Et pourtant, le film finit par prendre la voie de la facilité, descendant dans une sorte de mélodrame familial plus familier, avec une tournure hackneyed qui donne l'impression d'être entièrement extrait d'un film différent. La direction peut aussi parfois sembler bon marché. Ces coupes iMovie qui attirent l'attention dès le début se sentent discordantes (pour ne rien dire de la partition de Tout sauf la fille's Tracey Thorn, qui se détache comme un pouce endolori), et la photographie, par Claire Denis régulier Agnes Godard, est décevant et numériquement plat.

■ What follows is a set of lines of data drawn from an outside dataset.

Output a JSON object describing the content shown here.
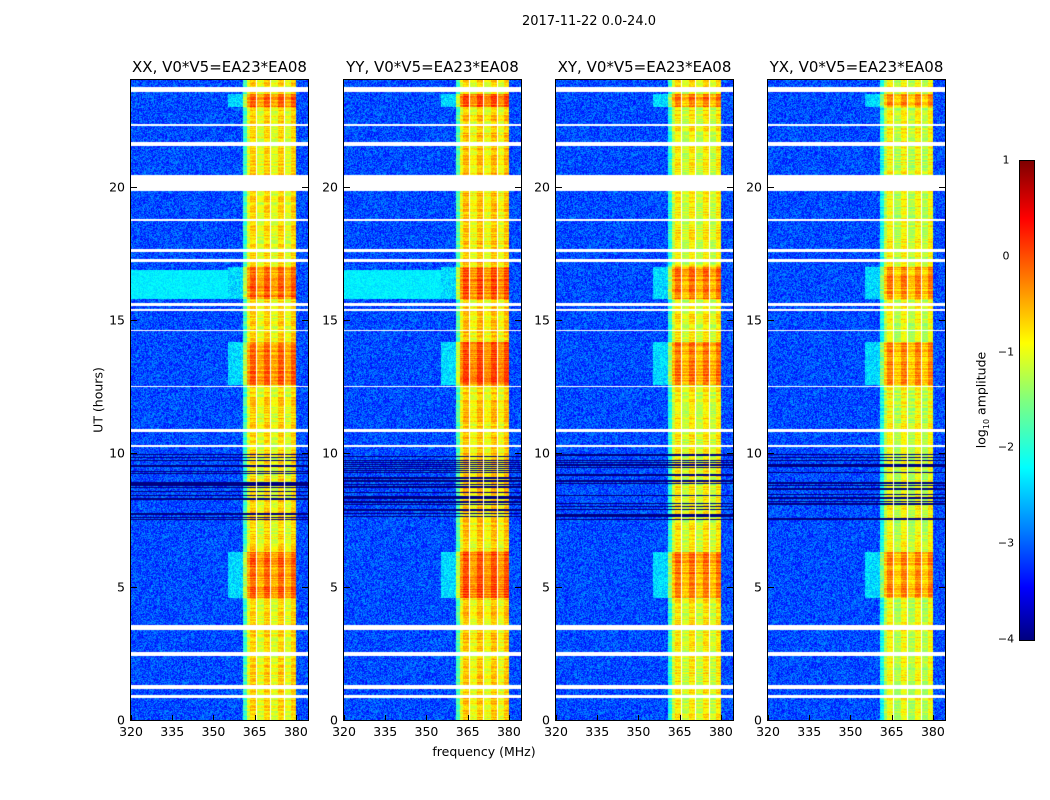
{
  "chart_data": {
    "type": "heatmap",
    "title": "2017-11-22 0.0-24.0",
    "xlabel": "frequency (MHz)",
    "ylabel": "UT (hours)",
    "xlim": [
      320,
      384.4
    ],
    "ylim": [
      0,
      24
    ],
    "xticks": [
      "320",
      "335",
      "350",
      "365",
      "380"
    ],
    "xtick_values": [
      320,
      335,
      350,
      365,
      380
    ],
    "yticks": [
      "0",
      "5",
      "10",
      "15",
      "20"
    ],
    "ytick_values": [
      0,
      5,
      10,
      15,
      20
    ],
    "panels": [
      {
        "title": "XX, V0*V5=EA23*EA08",
        "cyan_patch": true,
        "band_level": -0.9
      },
      {
        "title": "YY, V0*V5=EA23*EA08",
        "cyan_patch": true,
        "band_level": -0.8
      },
      {
        "title": "XY, V0*V5=EA23*EA08",
        "cyan_patch": false,
        "band_level": -1.0
      },
      {
        "title": "YX, V0*V5=EA23*EA08",
        "cyan_patch": false,
        "band_level": -1.1
      }
    ],
    "background_level": -3.0,
    "band_mhz": [
      360.7,
      380.0
    ],
    "flagged_mhz": [
      [
        365.2,
        365.8
      ],
      [
        370.3,
        370.9
      ],
      [
        375.4,
        376.0
      ]
    ],
    "flagged_hours": [
      [
        23.55,
        23.75
      ],
      [
        22.3,
        22.38
      ],
      [
        21.55,
        21.7
      ],
      [
        20.45,
        19.85
      ],
      [
        18.75,
        18.82
      ],
      [
        17.55,
        17.7
      ],
      [
        17.2,
        17.3
      ],
      [
        15.55,
        15.65
      ],
      [
        15.35,
        15.42
      ],
      [
        14.6,
        14.66
      ],
      [
        12.5,
        12.56
      ],
      [
        10.8,
        10.95
      ],
      [
        10.25,
        10.32
      ],
      [
        3.6,
        3.4
      ],
      [
        2.55,
        2.4
      ],
      [
        1.35,
        1.2
      ],
      [
        0.95,
        0.85
      ]
    ],
    "dark_hours": [
      7.5,
      10.0
    ],
    "bright_hours": [
      [
        12.6,
        14.2
      ],
      [
        15.8,
        17.0
      ],
      [
        4.6,
        6.3
      ],
      [
        23.0,
        23.5
      ]
    ],
    "colorbar": {
      "label_prefix": "log",
      "label_sub": "10",
      "label_suffix": " amplitude",
      "ticks": [
        "1",
        "0",
        "−1",
        "−2",
        "−3",
        "−4"
      ],
      "tick_values": [
        1,
        0,
        -1,
        -2,
        -3,
        -4
      ],
      "range": [
        -4,
        1
      ],
      "colormap": "jet"
    }
  }
}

Morley fait assez de bien pour que vous puissiez surtout oublier les mauvais. Le casting en particulier est une aubaine pour le film. Williams confirme ce que nous avons tous appris de 'Game Of Thrones' ces dernières années, qu'elle est un talent majeur à surveiller, tandis que Pugh est une vraie trouvaille, et Peake, Scacchi, nouveau venu Morfydd Clark, et particulièrement Joe Cole, tous font un travail solide à l'appui. Mais c'est quand même un peu frustrant dans son ensemble. Chaque fois que l'image ouvre une porte fascinante, vous êtes empêché de passer par un choix de réalisateur ou un mouvement d'histoire par cœur. Ce n'est pas le pas que nous espérions de Morley cette fois-ci en tant que tel, mais il y en a aussi assez ici pour nous assurer que nous continuerons à faire attention où qu'elle aille d'ici. [B-]

Ceci est une réimpression de notre critique du BFI London Film Festival 2014.